Pero pese a los fallidos intentos de un erotismo provocador de Anne Fontaine o a la pobre versión de Lady Di que ofreció Oliver Hirschbiegel, lo que queda es el compromiso de Watts con ese torbellino interior que sacude siempre a sus personajes. Algo que también puede verse en recientes películas como El castillo de cristal (2017) o Luce (2019), en las que también sus madres enhebran los retazos de su propio destino.
La lucha contra esa persistente adversidad que se convirtió en materia de ficción para su carrera también estuvo en el origen de su camino como actriz, batallando en papeles menores, rondando la clase B hasta que Lynch revivió el cancelado proyecto de una serie en la película que la consagraría en la alfombra de Cannes.
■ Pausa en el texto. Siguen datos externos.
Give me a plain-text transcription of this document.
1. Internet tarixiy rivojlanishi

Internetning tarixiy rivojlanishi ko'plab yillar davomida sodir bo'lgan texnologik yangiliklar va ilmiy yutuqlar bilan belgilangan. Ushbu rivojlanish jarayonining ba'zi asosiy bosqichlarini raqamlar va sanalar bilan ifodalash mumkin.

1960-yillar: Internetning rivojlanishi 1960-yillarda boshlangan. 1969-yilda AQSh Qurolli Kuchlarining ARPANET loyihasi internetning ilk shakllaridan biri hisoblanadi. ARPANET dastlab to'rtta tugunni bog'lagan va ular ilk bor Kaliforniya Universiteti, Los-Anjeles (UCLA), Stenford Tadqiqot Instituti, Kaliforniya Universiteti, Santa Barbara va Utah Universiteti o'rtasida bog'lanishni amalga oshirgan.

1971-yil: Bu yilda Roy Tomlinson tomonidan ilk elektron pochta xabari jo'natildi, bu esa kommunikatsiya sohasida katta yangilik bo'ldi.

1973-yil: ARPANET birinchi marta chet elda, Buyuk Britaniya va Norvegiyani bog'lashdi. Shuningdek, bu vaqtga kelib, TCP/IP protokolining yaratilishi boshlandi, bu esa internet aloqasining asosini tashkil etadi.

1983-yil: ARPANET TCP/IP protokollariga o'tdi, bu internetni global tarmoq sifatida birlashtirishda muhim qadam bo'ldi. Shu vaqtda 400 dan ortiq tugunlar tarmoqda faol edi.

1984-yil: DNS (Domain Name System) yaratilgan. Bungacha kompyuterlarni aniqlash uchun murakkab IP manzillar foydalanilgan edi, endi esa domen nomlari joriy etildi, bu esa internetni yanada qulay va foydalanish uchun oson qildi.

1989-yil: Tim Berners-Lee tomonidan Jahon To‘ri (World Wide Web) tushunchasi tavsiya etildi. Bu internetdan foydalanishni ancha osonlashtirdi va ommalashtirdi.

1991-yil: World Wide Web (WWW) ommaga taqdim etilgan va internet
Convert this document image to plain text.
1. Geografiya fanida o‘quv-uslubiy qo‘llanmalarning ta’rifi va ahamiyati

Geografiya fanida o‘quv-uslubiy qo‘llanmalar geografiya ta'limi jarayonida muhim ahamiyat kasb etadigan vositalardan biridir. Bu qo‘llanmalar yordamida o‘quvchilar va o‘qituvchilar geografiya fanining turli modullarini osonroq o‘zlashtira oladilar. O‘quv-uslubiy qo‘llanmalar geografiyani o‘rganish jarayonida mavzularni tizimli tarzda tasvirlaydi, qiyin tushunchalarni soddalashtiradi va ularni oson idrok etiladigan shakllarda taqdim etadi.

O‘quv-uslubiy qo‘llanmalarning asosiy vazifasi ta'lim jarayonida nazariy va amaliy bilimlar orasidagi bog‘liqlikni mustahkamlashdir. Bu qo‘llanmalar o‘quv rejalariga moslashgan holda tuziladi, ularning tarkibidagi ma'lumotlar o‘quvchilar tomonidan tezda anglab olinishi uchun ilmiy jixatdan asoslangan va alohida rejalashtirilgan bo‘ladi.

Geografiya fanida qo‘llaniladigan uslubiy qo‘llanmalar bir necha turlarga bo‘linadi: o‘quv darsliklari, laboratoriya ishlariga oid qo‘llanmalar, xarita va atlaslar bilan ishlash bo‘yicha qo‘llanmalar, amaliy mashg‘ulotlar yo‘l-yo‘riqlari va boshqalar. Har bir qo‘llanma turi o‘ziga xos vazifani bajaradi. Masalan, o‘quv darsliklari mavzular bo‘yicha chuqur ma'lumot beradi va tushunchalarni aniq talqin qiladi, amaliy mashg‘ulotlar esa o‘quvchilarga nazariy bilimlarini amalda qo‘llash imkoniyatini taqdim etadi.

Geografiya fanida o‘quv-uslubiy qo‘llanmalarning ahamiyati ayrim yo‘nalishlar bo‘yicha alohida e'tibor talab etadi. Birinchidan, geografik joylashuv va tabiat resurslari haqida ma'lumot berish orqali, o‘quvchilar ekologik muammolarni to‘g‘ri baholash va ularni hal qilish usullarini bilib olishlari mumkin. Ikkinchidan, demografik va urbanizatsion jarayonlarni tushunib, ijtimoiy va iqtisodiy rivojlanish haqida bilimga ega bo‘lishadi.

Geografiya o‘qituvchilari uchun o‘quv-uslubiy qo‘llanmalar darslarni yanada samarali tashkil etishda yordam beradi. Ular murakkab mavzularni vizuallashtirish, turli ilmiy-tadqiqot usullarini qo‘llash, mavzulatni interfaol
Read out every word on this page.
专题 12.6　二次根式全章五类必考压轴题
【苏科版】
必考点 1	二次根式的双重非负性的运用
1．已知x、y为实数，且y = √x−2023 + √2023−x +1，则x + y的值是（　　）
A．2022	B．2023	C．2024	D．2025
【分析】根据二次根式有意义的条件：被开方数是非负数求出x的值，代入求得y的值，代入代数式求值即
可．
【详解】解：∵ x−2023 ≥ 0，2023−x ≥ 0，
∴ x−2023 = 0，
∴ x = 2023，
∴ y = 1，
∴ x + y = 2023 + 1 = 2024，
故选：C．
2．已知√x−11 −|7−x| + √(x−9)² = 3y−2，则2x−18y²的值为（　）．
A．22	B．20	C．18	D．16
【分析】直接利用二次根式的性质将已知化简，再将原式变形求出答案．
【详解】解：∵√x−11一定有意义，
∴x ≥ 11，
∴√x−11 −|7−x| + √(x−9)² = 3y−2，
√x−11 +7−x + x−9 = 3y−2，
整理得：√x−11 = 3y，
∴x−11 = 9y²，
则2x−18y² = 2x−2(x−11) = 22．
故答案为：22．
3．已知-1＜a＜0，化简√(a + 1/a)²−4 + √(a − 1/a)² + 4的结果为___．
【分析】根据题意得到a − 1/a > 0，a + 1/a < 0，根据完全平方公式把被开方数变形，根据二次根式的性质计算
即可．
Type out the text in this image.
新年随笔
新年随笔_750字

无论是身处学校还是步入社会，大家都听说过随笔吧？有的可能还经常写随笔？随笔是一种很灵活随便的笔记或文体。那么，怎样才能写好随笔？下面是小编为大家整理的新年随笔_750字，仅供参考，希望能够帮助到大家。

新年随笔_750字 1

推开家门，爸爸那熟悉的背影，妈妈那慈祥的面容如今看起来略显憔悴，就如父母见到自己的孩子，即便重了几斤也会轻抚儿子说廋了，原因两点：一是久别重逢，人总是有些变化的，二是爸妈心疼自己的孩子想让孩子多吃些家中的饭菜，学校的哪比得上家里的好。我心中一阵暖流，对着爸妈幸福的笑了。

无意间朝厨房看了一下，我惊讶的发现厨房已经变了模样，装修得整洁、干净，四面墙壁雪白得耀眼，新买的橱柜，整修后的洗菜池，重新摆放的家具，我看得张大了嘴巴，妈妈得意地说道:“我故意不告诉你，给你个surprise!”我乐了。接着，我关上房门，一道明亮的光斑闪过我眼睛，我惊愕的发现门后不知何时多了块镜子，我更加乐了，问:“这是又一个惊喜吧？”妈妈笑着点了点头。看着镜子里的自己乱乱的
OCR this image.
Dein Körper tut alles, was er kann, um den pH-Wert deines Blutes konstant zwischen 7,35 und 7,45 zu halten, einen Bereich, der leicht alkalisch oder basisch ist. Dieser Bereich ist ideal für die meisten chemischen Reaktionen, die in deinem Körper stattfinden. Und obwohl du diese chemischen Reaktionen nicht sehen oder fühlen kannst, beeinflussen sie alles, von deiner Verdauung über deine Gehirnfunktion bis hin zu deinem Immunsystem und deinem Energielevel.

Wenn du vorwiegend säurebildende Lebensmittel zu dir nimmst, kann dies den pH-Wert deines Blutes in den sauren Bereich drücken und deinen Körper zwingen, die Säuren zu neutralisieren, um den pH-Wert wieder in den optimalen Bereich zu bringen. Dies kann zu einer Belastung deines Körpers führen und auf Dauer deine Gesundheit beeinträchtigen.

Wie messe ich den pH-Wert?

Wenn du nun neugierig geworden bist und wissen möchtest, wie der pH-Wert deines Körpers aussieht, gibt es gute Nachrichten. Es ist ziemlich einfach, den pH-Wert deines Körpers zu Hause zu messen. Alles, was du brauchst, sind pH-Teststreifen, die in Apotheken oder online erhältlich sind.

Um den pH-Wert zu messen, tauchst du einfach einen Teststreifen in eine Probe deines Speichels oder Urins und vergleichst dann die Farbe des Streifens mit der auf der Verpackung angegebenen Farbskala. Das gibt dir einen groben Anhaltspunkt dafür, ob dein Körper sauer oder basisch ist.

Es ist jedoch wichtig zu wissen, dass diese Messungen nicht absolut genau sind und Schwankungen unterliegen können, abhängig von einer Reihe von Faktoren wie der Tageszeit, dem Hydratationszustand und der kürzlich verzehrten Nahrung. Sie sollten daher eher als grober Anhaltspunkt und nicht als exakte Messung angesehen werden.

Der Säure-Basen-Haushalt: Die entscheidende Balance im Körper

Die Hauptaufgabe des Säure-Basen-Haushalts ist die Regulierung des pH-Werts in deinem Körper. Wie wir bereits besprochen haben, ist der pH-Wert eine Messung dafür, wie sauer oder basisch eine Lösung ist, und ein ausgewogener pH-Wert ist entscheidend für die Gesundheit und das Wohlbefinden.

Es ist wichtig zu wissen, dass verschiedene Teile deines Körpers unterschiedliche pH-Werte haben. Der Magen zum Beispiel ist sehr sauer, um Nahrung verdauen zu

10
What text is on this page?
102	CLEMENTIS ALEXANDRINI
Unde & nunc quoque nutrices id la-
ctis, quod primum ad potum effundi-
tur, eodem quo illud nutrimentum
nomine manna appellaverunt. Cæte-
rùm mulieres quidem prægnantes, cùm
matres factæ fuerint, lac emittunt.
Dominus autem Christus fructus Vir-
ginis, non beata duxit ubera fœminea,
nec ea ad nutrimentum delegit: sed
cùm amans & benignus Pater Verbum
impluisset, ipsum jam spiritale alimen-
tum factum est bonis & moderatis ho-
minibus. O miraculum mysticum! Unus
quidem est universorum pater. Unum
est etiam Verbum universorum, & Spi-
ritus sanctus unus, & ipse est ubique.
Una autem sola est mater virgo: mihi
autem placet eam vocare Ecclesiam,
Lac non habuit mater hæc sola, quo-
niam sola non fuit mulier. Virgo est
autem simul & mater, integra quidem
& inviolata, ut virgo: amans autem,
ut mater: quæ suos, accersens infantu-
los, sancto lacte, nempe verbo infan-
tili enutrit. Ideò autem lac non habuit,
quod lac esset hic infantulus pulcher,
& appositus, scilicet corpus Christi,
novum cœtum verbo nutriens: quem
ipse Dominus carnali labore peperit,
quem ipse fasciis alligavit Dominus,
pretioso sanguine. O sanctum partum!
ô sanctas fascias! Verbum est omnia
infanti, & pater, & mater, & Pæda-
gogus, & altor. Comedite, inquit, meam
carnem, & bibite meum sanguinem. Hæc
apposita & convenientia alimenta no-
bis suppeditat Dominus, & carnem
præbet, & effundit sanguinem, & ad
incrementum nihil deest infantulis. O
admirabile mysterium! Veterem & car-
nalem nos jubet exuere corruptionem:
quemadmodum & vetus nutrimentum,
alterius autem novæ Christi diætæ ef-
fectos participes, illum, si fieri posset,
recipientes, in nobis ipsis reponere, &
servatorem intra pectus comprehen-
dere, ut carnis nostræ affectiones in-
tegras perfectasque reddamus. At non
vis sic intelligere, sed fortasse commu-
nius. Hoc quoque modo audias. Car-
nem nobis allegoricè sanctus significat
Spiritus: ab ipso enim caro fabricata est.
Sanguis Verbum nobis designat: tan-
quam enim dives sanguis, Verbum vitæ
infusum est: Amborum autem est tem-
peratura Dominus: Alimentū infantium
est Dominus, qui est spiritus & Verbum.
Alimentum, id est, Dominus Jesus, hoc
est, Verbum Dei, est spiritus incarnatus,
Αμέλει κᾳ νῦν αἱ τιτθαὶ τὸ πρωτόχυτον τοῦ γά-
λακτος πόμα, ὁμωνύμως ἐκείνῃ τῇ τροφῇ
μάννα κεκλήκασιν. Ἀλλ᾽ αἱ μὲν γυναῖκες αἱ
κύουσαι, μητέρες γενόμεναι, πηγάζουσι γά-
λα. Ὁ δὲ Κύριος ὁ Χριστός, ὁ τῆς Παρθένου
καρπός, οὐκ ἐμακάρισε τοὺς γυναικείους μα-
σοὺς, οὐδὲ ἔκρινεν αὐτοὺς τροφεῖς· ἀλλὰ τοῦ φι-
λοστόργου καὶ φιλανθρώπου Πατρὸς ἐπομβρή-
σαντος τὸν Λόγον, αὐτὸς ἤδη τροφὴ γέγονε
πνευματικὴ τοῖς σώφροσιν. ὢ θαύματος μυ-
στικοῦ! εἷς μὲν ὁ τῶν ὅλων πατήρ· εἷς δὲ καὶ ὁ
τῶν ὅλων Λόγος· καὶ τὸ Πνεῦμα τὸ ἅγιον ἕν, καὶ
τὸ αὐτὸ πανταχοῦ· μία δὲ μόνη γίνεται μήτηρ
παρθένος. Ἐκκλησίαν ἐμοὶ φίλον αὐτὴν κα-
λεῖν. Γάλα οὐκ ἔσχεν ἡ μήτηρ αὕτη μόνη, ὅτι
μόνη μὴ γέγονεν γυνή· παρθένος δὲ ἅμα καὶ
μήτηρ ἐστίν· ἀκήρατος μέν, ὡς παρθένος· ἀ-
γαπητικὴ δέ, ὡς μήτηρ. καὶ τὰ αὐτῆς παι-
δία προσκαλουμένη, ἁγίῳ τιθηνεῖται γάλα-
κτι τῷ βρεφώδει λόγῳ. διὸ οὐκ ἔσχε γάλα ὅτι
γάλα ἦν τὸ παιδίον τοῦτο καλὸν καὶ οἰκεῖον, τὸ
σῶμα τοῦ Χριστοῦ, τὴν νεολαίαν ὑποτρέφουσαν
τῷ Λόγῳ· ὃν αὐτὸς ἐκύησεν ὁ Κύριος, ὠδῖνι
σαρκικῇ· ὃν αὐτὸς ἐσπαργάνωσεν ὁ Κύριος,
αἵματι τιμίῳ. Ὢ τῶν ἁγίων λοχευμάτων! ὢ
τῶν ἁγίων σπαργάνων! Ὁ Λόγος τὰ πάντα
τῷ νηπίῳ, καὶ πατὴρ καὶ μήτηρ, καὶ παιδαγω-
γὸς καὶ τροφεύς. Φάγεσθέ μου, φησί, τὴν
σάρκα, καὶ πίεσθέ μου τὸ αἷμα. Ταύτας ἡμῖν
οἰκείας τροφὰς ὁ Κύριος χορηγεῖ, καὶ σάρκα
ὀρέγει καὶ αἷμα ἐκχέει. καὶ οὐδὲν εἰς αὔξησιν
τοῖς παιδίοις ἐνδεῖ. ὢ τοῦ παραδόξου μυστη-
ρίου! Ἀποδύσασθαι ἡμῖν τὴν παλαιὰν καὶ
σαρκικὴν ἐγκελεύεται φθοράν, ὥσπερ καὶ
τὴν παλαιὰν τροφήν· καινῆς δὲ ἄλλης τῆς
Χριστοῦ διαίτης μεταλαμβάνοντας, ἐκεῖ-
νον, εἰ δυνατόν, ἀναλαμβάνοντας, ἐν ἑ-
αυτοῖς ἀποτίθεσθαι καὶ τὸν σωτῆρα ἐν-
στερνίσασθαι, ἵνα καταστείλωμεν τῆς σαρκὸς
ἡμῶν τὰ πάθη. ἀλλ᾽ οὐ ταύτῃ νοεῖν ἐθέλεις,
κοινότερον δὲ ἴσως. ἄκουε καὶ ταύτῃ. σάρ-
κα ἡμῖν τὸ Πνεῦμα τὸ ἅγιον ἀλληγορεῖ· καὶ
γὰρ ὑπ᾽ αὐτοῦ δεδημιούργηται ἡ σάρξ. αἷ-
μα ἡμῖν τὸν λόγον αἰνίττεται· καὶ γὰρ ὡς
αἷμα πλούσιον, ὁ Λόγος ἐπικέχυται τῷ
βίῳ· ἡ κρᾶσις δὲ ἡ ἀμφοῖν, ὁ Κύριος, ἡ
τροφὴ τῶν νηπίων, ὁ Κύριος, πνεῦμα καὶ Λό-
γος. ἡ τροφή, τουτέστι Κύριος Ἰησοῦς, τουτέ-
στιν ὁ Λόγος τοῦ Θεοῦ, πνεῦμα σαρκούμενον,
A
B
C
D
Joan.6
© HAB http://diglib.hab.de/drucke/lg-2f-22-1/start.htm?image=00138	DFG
Todos los peldaños de su camino al éxito fueron arduos de escalar, desde su desembarco en Hollywood en los 90, animada por su amiga y coterránea australiana Nicole Kidman, hasta los contratiempos que supuso sostener su ánimo frente a rechazos y desilusiones.
Watts forjó en el rostro tangible de sus personajes cada una de sus emociones: anhelo, espera, esfuerzo, pena, desencanto. Aún en sus fracasos siempre hubo un resurgimiento, una salida de entre las cenizas de un sueño roto para emprender nuevamente el ascenso. Penguin Bloom le ofrece el espejo de ese personaje que también debe emprender un renacimiento, sacudir sus frustraciones y mirar hacia adelante, donde el aire vibra con un vuelo inesperado. El del ave que nunca se cansa, que pasa y sigue su rumbo, con la promesa de una soleada mañana.